Bu yüzden uyuşturucu, cinsellik ya da şiddet tartışmalarının bir yandan yoksul mahallelere, diğer yandan ünlülerin hayatlarına savrulması rastlantı değildir. Sorun bireysel zaaflarda değil; bu zaafları üreten, besleyen ve kimi zaman parlatan ilişkiler ağındadır. İnanç, bu ağın içinde ya vitrinde sergilenen bir süse dönüşür ya da ihtiyaç duyulduğunda savrulan bir suçlama aracına.

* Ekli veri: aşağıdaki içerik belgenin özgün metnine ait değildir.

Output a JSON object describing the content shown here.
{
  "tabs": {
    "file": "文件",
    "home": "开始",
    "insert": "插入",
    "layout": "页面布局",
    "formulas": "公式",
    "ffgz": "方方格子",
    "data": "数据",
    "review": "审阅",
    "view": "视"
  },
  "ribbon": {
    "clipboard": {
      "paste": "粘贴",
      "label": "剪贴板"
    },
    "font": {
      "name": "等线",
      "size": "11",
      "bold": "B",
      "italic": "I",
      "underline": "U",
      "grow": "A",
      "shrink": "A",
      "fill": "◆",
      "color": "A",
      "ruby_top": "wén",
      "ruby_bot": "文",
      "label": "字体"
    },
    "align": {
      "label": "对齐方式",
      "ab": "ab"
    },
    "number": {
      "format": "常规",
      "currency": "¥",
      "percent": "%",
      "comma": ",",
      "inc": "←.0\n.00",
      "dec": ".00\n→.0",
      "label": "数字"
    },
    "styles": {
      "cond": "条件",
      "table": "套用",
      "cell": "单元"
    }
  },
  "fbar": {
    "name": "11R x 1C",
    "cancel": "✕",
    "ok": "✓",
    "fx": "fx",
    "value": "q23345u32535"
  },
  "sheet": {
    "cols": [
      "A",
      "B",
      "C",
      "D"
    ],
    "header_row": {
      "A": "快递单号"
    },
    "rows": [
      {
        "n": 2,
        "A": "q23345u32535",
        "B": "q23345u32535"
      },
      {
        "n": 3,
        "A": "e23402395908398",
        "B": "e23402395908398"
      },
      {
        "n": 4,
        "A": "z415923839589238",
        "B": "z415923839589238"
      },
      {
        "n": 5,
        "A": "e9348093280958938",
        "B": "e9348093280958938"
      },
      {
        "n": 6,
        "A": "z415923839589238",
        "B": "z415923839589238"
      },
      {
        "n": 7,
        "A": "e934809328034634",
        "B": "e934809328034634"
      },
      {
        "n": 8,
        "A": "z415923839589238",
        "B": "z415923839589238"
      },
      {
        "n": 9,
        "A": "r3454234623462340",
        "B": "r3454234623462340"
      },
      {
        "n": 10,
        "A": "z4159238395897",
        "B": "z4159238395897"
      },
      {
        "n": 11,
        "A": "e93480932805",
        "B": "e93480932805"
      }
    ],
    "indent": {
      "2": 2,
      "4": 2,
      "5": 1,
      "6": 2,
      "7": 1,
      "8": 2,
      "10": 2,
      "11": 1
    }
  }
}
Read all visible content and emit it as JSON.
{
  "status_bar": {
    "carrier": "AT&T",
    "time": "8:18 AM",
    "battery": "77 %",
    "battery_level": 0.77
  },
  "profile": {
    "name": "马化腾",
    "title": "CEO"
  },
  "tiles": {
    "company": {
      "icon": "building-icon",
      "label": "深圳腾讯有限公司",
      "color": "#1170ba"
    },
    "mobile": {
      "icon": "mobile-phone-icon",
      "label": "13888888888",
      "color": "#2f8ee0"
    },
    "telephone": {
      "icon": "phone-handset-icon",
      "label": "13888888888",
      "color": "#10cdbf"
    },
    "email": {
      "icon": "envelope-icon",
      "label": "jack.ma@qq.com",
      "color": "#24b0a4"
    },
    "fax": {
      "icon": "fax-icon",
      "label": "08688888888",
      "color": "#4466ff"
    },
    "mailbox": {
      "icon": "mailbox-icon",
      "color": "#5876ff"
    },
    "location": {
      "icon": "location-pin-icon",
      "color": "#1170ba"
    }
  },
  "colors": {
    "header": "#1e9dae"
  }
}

Bir yanda çocuk yaşlara kadar inmiş madde kullanımı; diğer yanda stüdyo ışıkları altında ahlâk vaazları. Bir yanda güvencesizlik, yalnızlık ve yoksulluk; diğer yanda “kişisel tercih” masalları. Oysa tercih dediğimiz şey, çoğu zaman seçeneklerin darlığıyla çizilir. İnsanlar özgürce seçtiklerini sanırken, kendilerine sunulan dar koridorlarda yürürler.

Bu nedenle bir kişinin inancıyla yaşadığı çelişkiler arasında doğrudan bir ahlâk hesabı kurmak, rahatlatıcı ama yüzeysel bir kolaycılıktır. Asıl soru daha derindedir: Hangi düzen, hangi davranışları mümkün kılar? Hangi yaşam biçimi, hangi tutkuları teşvik eder, hangilerini bastırır? Hangi başarı hikâyeleri, hangi yıkımları görünmez kılar?

Ekranlarda bugün konuşulan dosyalar yarın kapanacak. İsimler değişecek, yüzler eskimeyecek ama yenileri eklenecek. Operasyonlar yapılacak, manşetler atılacak. Fakat hayatın üretim tarzı, ilişkilerin örgütlenişi ve değerin ölçüsü değişmedikçe, ahlâk tartışması hep aynı yerde dolanacak. Suç bireyde aranacak, düzen ise sorgulanmadan kalacak.

Belki de bu yüzden her skandal sonrası kısa bir rahatlama hissi yayılıyor. Çünkü karmaşık bir toplumsal sorun, birkaç “yanlış” insanın omuzlarına yüklenmiş oluyor. Oysa asıl rahatsız edici olan, bu yanlışların bu kadar tanıdık, bu kadar yaygın ve bu kadar sistemli olması.

Ahlâk, ne tek başına inançla ne de tek tek bireylerle açıklanabilir. Ahlâk, hayatın nasıl kurulduğuyla ilgilidir. Ve hayat bu biçimde kurulmaya devam ettikçe, bu tartışmalar da yalnızca biçim değiştirerek sürecektir.